Мы оцепенели от страха. Теперь, когда дверь в горницу была открыта, можно было слышать стоны больного.

— Что, нету матери? — спрашивал Топлек, причем так ясно, как будто он не лежал в постели в каморке, а стоял где-то посреди комнаты или даже в сенях.

— Господи! — выдохнула женщина рядом со мной, и, как бы вдруг оплыв, опустилась на пол, силясь понять, что же последует дальше.
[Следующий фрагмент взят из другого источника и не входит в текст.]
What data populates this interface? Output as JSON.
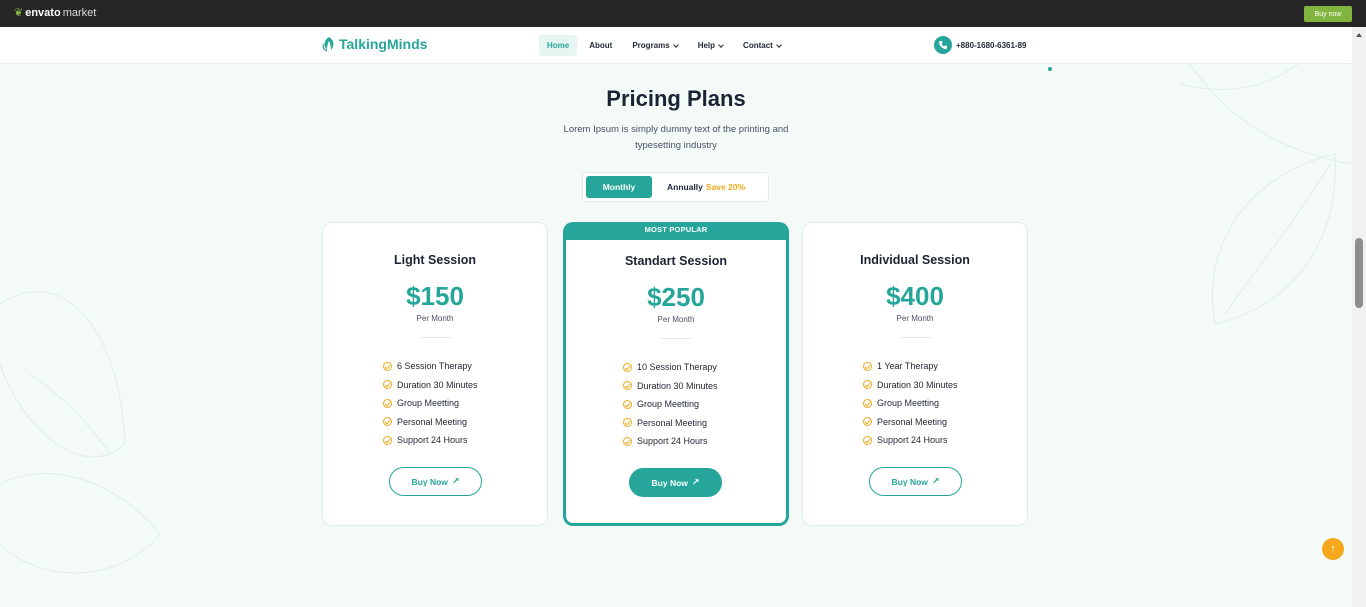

Но слышались только шаги Ханы, теперь она прошла по горнице, и ее вопрос шел почти от самой каморки:

— Разве нет ее здесь? Где ж она? — И ее возглас; — Мама!
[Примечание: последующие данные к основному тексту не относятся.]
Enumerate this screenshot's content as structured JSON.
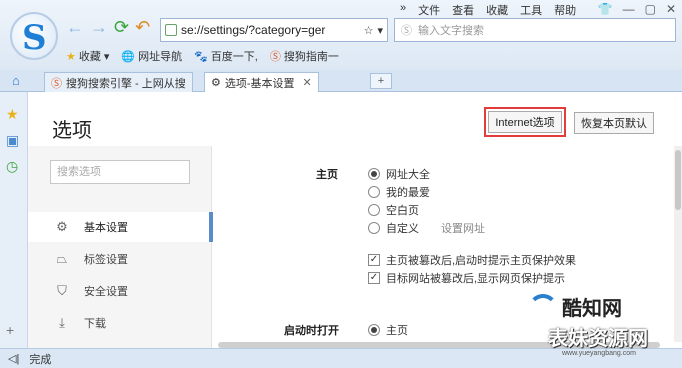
{
  "menu": [
    "文件",
    "查看",
    "收藏",
    "工具",
    "帮助"
  ],
  "nav": {
    "address": "se://settings/?category=ger",
    "search_placeholder": "输入文字搜索"
  },
  "bookmarks": [
    "收藏",
    "网址导航",
    "百度一下,",
    "搜狗指南一"
  ],
  "tabs": [
    {
      "label": "搜狗搜索引擎 - 上网从搜",
      "active": false
    },
    {
      "label": "选项-基本设置",
      "active": true
    }
  ],
  "page": {
    "title": "选项",
    "internet_options": "Internet选项",
    "reset_default": "恢复本页默认",
    "search_placeholder": "搜索选项"
  },
  "categories": [
    {
      "label": "基本设置",
      "icon": "gear-icon",
      "active": true
    },
    {
      "label": "标签设置",
      "icon": "tab-icon",
      "active": false
    },
    {
      "label": "安全设置",
      "icon": "shield-icon",
      "active": false
    },
    {
      "label": "下载",
      "icon": "download-icon",
      "active": false
    }
  ],
  "homepage": {
    "label": "主页",
    "options": [
      {
        "label": "网址大全",
        "selected": true
      },
      {
        "label": "我的最爱",
        "selected": false
      },
      {
        "label": "空白页",
        "selected": false
      },
      {
        "label": "自定义",
        "selected": false
      }
    ],
    "set_url": "设置网址",
    "checks": [
      {
        "label": "主页被篡改后,启动时提示主页保护效果",
        "checked": true
      },
      {
        "label": "目标网站被篡改后,显示网页保护提示",
        "checked": true
      }
    ]
  },
  "startup": {
    "label": "启动时打开",
    "options": [
      {
        "label": "主页",
        "selected": true
      }
    ]
  },
  "status": {
    "text": "完成"
  },
  "watermark": {
    "line1": "酷知网",
    "line2": "表妹资源网",
    "line3": "www.yueyangbang.com"
  }
}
Ответом на это была тишина. И в этой тишине ко мне, если не к Топлечке, вернулся разум.

— Иди! — прошипел я, подталкивая ее.

Однако Топлечка уцепилась обеими руками за спинку кровати — я понял, мне ее не оторвать, — и чуть ли не в полный голос завела:

— Не пойду… А мне что за дело… Хватит с меня… Сыта я по горло…

— Да ты в своем уме! — выдохнул я, чувствуя, как У меня сжимаются зубы и меня охватывает ярость.

Я вскочил на ноги и, набрасывая на себя одежду, постепенно принимал решение. Я обнял ее за плечи, подхватил, тяжелую и квелую, и вынес чуть ли не на руках в сени, тихо открыл дверь и быстро шепнул:

— Ты будто снаружи была, в хлеву у скота.

Она охнула и обхватила руками голову. Мне врезались в память ее глаза — видно, свежий ночной воздух отрезвил ее, — в которых застыл призыв о помощи, которой она у меня не нашла.

Вернувшись к себе, я не стал ложиться, опасаясь, как бы не выдало шуршанье соломенного тюфяка. Через несколько минут хлопнула дверь — Зефа вошла в сени.

— Где вы были? — спросила Хана, и та громко и отчетливо ответила:

— Где ж мне быть? Скотину поглядеть ходила.

Воцарилось молчание, и она сама нарушила его, стремясь все объяснить, отвести от себя всякие подозрения.

— Не знаю, что с коровой, не лежится ей, да и только, всю ночь стоит в яслях… Боюсь, не захворала бы…

Проворчав что-то, Хана собралась идти к себе, да и Топлек перестал стонать, поэтому в наступившей тишине особенно резко прозвучали слова Ханы:

— А Южека там не было?

Ответа не последовало, шлепали только шаги Топлечки, хлопотавшей в кухне с лекарством.

— Мама! Вы слыхали? — повторила Хана.

— Откуда ж мне знать? — отрезала Топлечка, а из каморки опять понеслись стоны — видно, больной тоже дожидался этого ответа.

Я оцепенел. И если вначале я растерялся и проклял Ханику, то теперь, когда напряжение ослабло и я постепенно убеждался, что никто ничего не заметил — в этом я любой ценой готов был себя убедить, да, — то теперь в мою душу медленно заползал страх, который, собственно, и не покидал меня, усиливая чувство вины перед Топлеком — ведь за последние недели я вовсе перестал думать о нем. Сейчас опомниться мне помогла сама Зефа, ее слова: «А мне что за дело…» и «Сыта я по горло…»; и во мне вдруг родился безумный ужас, даже если мне удавалось избавиться от мыслей о Зефе. А после той ночи мой ужас становился все более и более тяжким — я начал бояться Зефы.